1
votes

I'm creating an installer with an exe that needs to be called during first installation only. On any upgrade the custom action shouldn't be called.

<CustomAction Id="MyExe"
              Directory="INSTALLFOLDER"
              ExeCommand="&quot;[INSTALLFOLDER]MyExe.exe&quot; /arg"
              Execute="deferred"
              Return="ignore"
              Impersonate="no"
             />    

and the sequence/condition set as:

<InstallExecuteSequence>
  <DeleteServices>NOT UPGRADINGPRODUCTCODE</DeleteServices>
  <Custom Action='MyExe' After='InstallFiles' >(NOT Installed) AND (NOT UPGRADINGPRODUCTCODE)</Custom>      
</InstallExecuteSequence>

The behaviour I've found is:

  • On first install - Action is run
  • On upgrade - Action is run <-- I don't want it to run here
  • On uninstall - Action is not run

In the MSI installation log I can see an upgradingproductcode is set. I'm not sure how to identify from logs whether it thinks it is installed or not. I tried changing "NOT UPGRADINGPRODUCTCODE" to "UPGRADINGPRODUCTCODE" and then the CA didn't run on upgrade. But it also didn't run on initial installation then.

Am I setting the condition to run on initial installation wrong?

Using Wix 3.11.

1
Please read this answer. What you have to get your head around is the fact that a major upgrade is 1) a sequence of uninstall of old product and 2) install of a new one - with variations with regards to what order this happens in. Hence one setup is an uninstall and the other one is an install. You can use a debugging approach described here to check conditions.Stein Åsmul
Very often things you run as part of the setup can be run on first application launch. Very much easier in terms of debugging and testing (familiar context, no impersonation, no sequencing, no conditioning, same-source as main application and easy debugging step-through). In short: much more reliable and easier to manage. Benefits for QA teams as well who can use it to test "clean slates" and / or upgrade scenarios.Stein Åsmul
Thanks Stein. That explains why NOT UPGRADINGCODE wasn't working. In your write-up I saw you mention WIX_UPGRADE_DETECTED and have used this now. Looks like it all works.Toshio
I managed to add an answer for another question below, so I updated it (since it couldn't be removed entirely) to summarize the above in a sort of "real answer". Note to self: do not answer question with the wrong answers.Stein Åsmul

1 Answers

1
votes

Major Upgrades & Conditions: Please read this answer. What you have to get your head around is the fact that a major upgrade is: 1) a sequence of uninstall of old product and 2) install of a new one - with variations with regards to what order this happens in. Hence one setup is an uninstall and the other one is an install. You can use a debugging approach described here to check conditions.

Essentially:

  • UPGRADINGPRODUCTCODE is set only in a setup that is being uninstalled as part of a major upgrade. It is not set in the new version being installed. The condition UPGRADINGPRODUCTCODE is hence not true in the installing setup, only in the uninstalling setup.
  • WIX_UPGRADE_DETECTED is set only in setups that are using WiX's MajorUpgrade element that have detected that another version is being uninstalled as part of its install. The condition WIX_UPGRADE_DETECTED is hence true in the installing setup, but not in the uninstalling setup.
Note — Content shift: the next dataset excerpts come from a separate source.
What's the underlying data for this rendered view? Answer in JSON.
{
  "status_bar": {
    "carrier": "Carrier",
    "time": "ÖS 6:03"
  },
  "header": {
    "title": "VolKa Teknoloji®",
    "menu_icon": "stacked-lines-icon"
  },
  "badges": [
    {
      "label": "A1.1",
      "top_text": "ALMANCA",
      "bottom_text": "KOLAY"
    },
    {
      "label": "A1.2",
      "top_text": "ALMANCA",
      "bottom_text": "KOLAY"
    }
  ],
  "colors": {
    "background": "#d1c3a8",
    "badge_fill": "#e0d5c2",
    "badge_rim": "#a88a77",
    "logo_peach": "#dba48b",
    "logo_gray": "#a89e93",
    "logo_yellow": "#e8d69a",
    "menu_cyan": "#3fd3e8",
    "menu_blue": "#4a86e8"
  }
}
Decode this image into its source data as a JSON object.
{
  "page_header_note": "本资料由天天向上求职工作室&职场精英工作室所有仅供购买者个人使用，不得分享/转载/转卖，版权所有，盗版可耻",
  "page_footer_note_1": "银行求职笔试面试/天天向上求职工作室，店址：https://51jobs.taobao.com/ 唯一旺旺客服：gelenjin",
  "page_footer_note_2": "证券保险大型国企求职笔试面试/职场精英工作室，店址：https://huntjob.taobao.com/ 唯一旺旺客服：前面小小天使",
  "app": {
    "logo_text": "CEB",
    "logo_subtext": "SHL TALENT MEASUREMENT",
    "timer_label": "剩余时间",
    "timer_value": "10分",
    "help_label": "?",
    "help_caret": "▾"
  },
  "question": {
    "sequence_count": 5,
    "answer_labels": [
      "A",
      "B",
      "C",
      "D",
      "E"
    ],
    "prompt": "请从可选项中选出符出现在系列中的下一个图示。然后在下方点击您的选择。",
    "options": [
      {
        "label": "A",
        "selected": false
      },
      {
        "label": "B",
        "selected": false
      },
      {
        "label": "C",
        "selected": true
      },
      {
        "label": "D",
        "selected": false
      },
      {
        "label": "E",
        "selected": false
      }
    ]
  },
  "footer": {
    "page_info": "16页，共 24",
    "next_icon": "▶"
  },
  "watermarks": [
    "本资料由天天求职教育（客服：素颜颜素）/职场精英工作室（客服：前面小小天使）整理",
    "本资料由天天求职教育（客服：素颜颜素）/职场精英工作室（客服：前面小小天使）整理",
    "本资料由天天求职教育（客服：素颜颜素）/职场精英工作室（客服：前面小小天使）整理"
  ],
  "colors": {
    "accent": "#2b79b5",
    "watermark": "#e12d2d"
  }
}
Application Launch: Very often things you run as part of the setup can be run on first application launch. Very much easier in terms of debugging and testing (familiar context, no impersonation, no sequencing, no conditioning, same-source as main application and easy debugging step-through). In short: much more reliable and easier to manage. Benefits for QA teams as well who can use it to test "clean slates" and / or upgrade scenarios.